Dear all,
I have a question regarding my openldap DIT design. My design so far is based on the model: ou=people,dc=example,dc=com. It is very possible that I'll have to be able to find attributes of people belonging to some specific group (eg, student, postgrad, etc). The easiest way to address this issue for me would be to branch my DIT like this:
ou=undergrads,ou=people,dc=example,dc=com and ou=postgrads,ou=people,dc=example,dc=com. On the other hand, I have several classes that I would like to distinguish my users to apart from this (like stuff, student, professors, etc.) but further sub-brunching shows to me that there's something wrong with my design (since those classes may dynamically change in the future).
As a second solution I thought that it would be very easy to make my users in ou=people,dc=example,dc=com belong to some group located in ou=groups,dc=example,dc=com. This way I feel much more flexible in making such classifications, but my problem is how to formulate ldapsearch filters so as to return an attribute of some user only if the specific user belongs to one or more of my groups (for example to find all email accounts from my people that belong to the undergrads group).
Thank you all for your time in advance,
kind regards,
George Mamalakis.
PS. In the case that this is not the right place to ask questions regarding ldap programming, please address me to some related resource. The truth is that I haven't found such a place by googling, meaning that the places I've found did not seem to be maintained well.

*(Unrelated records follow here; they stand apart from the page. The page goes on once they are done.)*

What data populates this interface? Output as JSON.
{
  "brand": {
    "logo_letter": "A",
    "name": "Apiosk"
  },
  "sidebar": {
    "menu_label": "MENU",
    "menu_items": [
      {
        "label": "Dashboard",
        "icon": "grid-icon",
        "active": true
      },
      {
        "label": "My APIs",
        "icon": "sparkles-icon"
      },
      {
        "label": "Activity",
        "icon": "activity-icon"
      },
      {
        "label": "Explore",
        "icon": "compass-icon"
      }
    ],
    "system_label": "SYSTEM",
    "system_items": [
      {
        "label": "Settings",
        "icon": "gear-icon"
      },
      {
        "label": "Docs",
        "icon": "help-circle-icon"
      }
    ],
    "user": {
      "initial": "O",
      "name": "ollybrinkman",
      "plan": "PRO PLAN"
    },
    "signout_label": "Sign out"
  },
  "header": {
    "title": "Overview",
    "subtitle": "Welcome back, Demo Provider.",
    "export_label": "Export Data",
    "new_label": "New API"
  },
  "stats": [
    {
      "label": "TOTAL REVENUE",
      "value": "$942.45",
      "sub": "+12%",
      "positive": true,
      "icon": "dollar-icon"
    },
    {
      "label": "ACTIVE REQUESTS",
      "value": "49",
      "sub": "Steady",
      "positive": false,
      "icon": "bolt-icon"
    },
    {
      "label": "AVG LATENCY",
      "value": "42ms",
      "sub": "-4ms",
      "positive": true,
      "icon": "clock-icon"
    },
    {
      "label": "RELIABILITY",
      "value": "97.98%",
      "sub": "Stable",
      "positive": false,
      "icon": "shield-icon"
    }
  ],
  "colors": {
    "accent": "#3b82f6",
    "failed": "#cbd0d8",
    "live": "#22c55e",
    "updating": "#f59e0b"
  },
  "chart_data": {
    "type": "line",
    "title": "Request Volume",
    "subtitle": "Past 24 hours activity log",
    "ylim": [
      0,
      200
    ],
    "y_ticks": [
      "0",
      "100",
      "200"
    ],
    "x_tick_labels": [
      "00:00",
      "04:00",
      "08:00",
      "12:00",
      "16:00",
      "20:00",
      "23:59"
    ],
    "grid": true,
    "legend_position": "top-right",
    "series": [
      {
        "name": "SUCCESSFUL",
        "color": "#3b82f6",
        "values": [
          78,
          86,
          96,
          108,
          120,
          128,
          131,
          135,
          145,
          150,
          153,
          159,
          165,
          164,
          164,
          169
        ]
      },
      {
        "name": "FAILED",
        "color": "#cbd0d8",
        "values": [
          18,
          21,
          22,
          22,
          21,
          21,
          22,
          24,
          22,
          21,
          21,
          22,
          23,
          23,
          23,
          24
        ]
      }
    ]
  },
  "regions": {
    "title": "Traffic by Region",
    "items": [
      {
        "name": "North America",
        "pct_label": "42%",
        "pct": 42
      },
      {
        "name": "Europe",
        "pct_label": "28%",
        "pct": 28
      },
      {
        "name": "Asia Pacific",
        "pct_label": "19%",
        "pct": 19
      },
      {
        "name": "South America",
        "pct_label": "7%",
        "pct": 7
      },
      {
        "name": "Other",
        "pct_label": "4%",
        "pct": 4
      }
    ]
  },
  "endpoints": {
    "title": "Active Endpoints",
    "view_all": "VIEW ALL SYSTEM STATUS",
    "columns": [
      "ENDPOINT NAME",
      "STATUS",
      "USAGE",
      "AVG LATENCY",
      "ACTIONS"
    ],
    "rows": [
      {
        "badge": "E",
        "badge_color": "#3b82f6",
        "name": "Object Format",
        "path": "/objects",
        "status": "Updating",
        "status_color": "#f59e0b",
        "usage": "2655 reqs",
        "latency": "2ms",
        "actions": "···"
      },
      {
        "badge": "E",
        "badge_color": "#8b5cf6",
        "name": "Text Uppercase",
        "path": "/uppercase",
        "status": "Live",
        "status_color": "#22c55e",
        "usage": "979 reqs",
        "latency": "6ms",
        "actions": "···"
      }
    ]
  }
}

--On Sunday, April 17, 2011 1:07 PM +0300 George Mamalakis mamalos@eng.auth.gr wrote:
Dear all,
I have a question regarding my openldap DIT design. My design so far is based on the model: ou=people,dc=example,dc=com. It is very possible that I'll have to be able to find attributes of people belonging to some specific group (eg, student, postgrad, etc). The easiest way to address this issue for me would be to branch my DIT like this:
ou=undergrads,ou=people,dc=example,dc=com and ou=postgrads,ou=people,dc=example,dc=com. On the other hand, I have several classes that I would like to distinguish my users to apart from this (like stuff, student, professors, etc.) but further sub-brunching shows to me that there's something wrong with my design (since those classes may dynamically change in the future).
This is a terrible way to organize things. Just use an attribute to store group membership in the actual persons entries. It is quite common for people to end up in more than one group. By using an attribute in the user entry, then you can also easily create dynamic groups as well.
You may want to look at:
http://www.stanford.edu/services/directory/trees/people.html
particularly things like "suAffiliation", "suDisplayAffiliation", "suPrimaryOrganizationID", "suPrivilegeGroup", etc. EduPerson has some useful attributes as well, but doesn't necessarily cover the full scope of things you might want.
--Quanah
--
Quanah Gibson-Mount Sr. Member of Technical Staff Zimbra, Inc A Division of VMware, Inc. -------------------- Zimbra :: the leader in open source messaging and collaboration
On 17/04/2011 21:23, Quanah Gibson-Mount wrote:
--On Sunday, April 17, 2011 1:07 PM +0300 George Mamalakis mamalos@eng.auth.gr wrote:
Dear all,
I have a question regarding my openldap DIT design. My design so far is based on the model: ou=people,dc=example,dc=com. It is very possible that I'll have to be able to find attributes of people belonging to some specific group (eg, student, postgrad, etc). The easiest way to address this issue for me would be to branch my DIT like this:
ou=undergrads,ou=people,dc=example,dc=com and ou=postgrads,ou=people,dc=example,dc=com. On the other hand, I have several classes that I would like to distinguish my users to apart from this (like stuff, student, professors, etc.) but further sub-brunching shows to me that there's something wrong with my design (since those classes may dynamically change in the future).
This is a terrible way to organize things. Just use an attribute to store group membership in the actual persons entries. It is quite common for people to end up in more than one group. By using an attribute in the user entry, then you can also easily create dynamic groups as well.
You may want to look at:
http://www.stanford.edu/services/directory/trees/people.html
particularly things like "suAffiliation", "suDisplayAffiliation", "suPrimaryOrganizationID", "suPrivilegeGroup", etc. EduPerson has some useful attributes as well, but doesn't necessarily cover the full scope of things you might want.
--Quanah
--
Quanah Gibson-Mount Sr. Member of Technical Staff Zimbra, Inc A Division of VMware, Inc.
Zimbra :: the leader in open source messaging and collaboration
Quanah,
thanks a lot for your directions. I will consider them thoroughly in my design.